Our data show that day 3 FSH levels are statistically higher in Ser/Ser and Asn/Asn subgroups compared to Asn/Ser subgroup of patients. This variation may indicate a prompt response to FSH administration in the latter subgroup, with a consequent decrease in the basal levels of FSH. This finding is further supported by the observation that estrogen levels during hCG administration and the number of collected oocytes were significantly higher in the same subgroup (Asn/Ser). Similarly, other studies have suggested that ovarian response to rFSH may depend on the FSH receptor genotype of treated patients (14). Although peak E2 levels, number of preovulatory follicles and number of oocytes retrieved were similar in all allelic variants, Perez-Mayorga et al. reported increased basal serum FSH levels in the Ser/Ser subgroup, a finding which is in agreement with our present data (14).

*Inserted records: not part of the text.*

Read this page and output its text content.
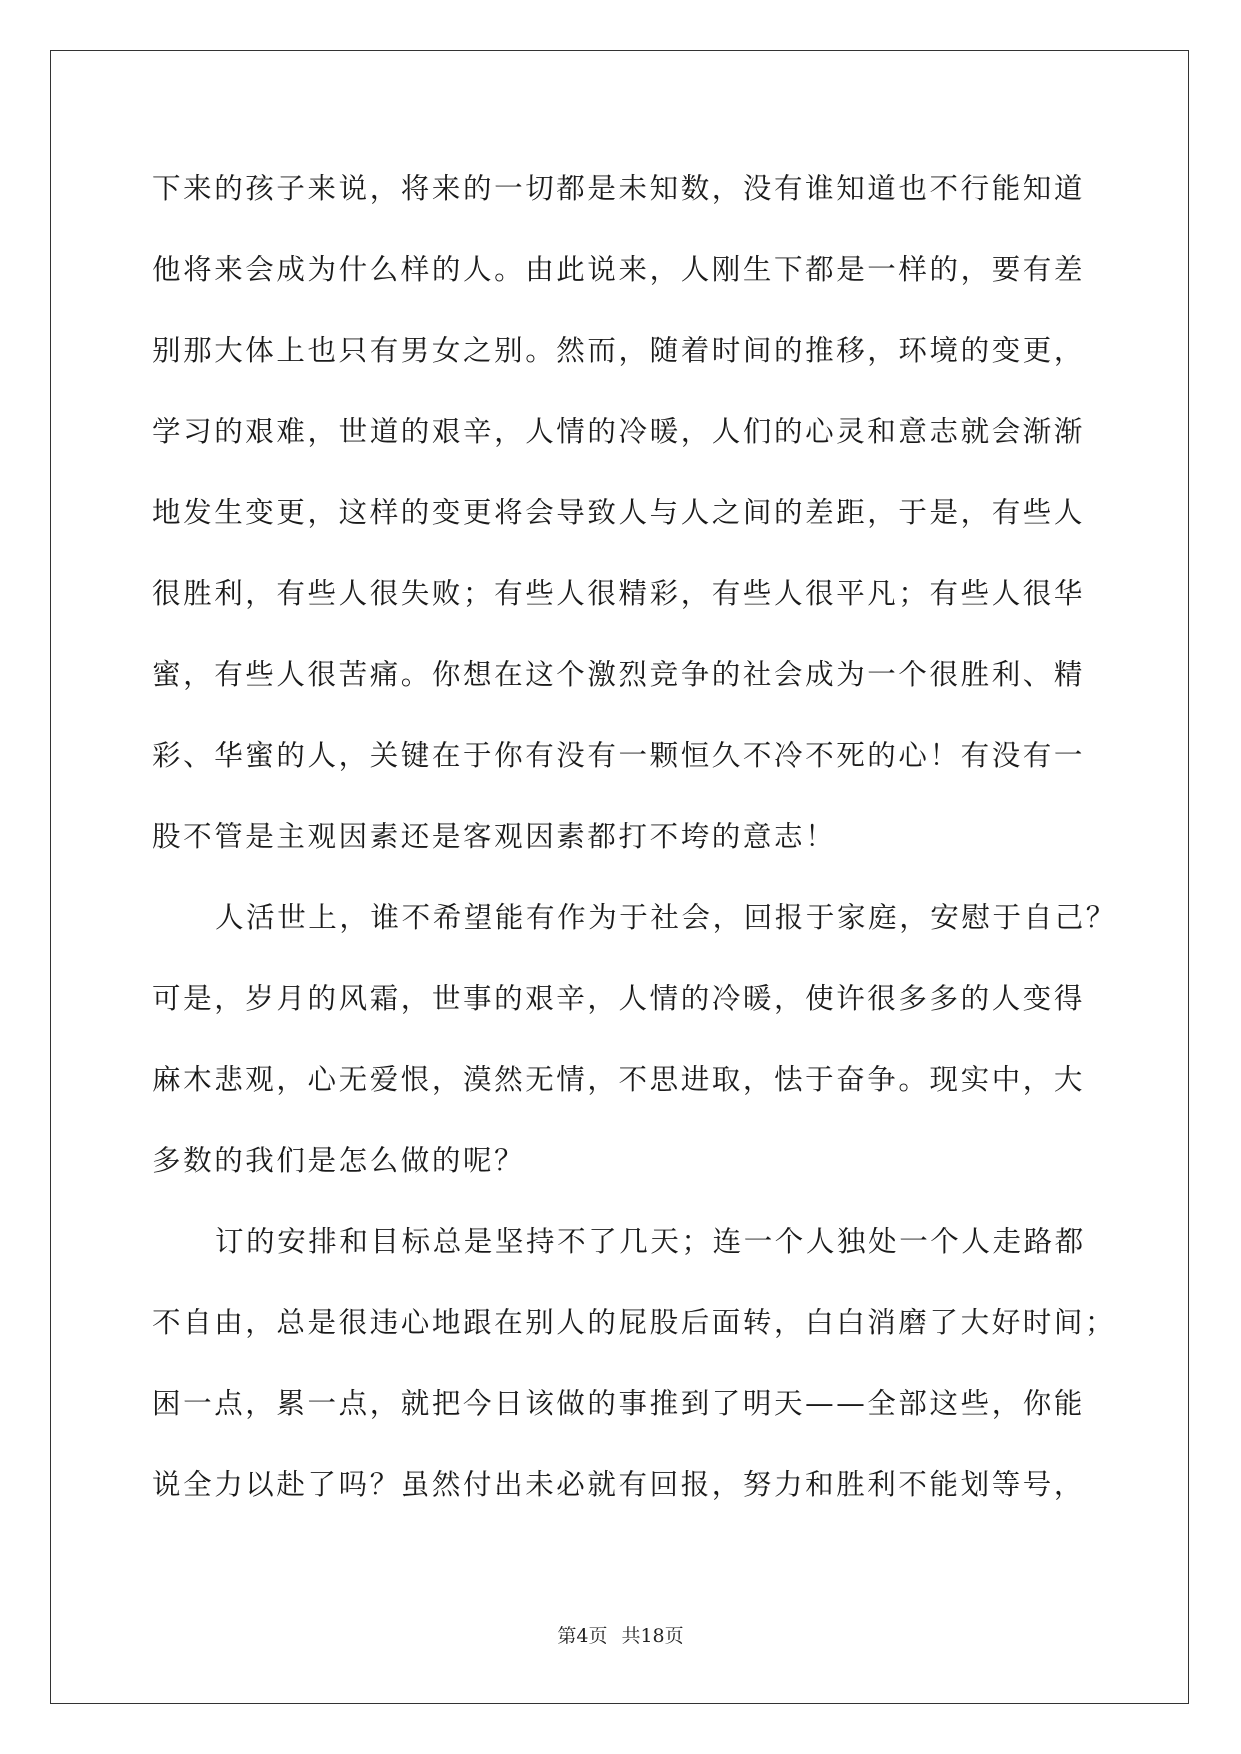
下来的孩子来说，将来的一切都是未知数，没有谁知道也不行能知道
他将来会成为什么样的人。由此说来，人刚生下都是一样的，要有差
别那大体上也只有男女之别。然而，随着时间的推移，环境的变更，
学习的艰难，世道的艰辛，人情的冷暖，人们的心灵和意志就会渐渐
地发生变更，这样的变更将会导致人与人之间的差距，于是，有些人
很胜利，有些人很失败；有些人很精彩，有些人很平凡；有些人很华
蜜，有些人很苦痛。你想在这个激烈竞争的社会成为一个很胜利、精
彩、华蜜的人，关键在于你有没有一颗恒久不冷不死的心！有没有一
股不管是主观因素还是客观因素都打不垮的意志！
人活世上，谁不希望能有作为于社会，回报于家庭，安慰于自己？
可是，岁月的风霜，世事的艰辛，人情的冷暖，使许很多多的人变得
麻木悲观，心无爱恨，漠然无情，不思进取，怯于奋争。现实中，大
多数的我们是怎么做的呢？
订的安排和目标总是坚持不了几天；连一个人独处一个人走路都
不自由，总是很违心地跟在别人的屁股后面转，白白消磨了大好时间；
困一点，累一点，就把今日该做的事推到了明天——全部这些，你能
说全力以赴了吗？虽然付出未必就有回报，努力和胜利不能划等号，
第4页 共18页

In the same direction, Laven et al. reported increased median serum FSH levels in women with the Ser/Ser allelic variant. However, the ovarian response after ovulation induction was similar in all genotypes (30). In the previously refered study of Perez-Mayorga et al., the dose of rFSH needed for ovulation induction was higher in the Ser/Ser genotype variant. Similarly, our data show that OD patients with the Ser/Ser genotype variant required a significantly higher recombinant gonadotrophin dose.

CONCLUSIONS

In conclusion, our study shows that OD patients tend to carry the Ser/Ser allelic variant (44.5%), whereas GR patients carry more often the Asn/Ser allelic variant (p < 0.05). This latter genotype provides more follicles and oocytes in both GR and OD patients. Furthermore, our data suggest that the Asn/Ser genotype in the OD group has a higher FSH sensitivity compared to the other two groups, even though de Castro et al. suggest that the impact of the FSH receptor genotype may be limited (31). Clearly, the FSHR polymorphism assessment is still a research approach. Together with others, it could be evaluated in an effort to understand or even better predict the ovarian response of specific, very sensitive and difficult to treat, groups of patients. In no case does the present study suggest that it could replace traditional ovarian reserve testing. In the future, studies with numerous patients should be performed, in order to assess more effective individualized regimens for ovulation induction. An array of molecular tools will be needed and hundreds of thousands of polymorphisms will have to be examined in appropriate phenotypic groups, such as PR and OD patients.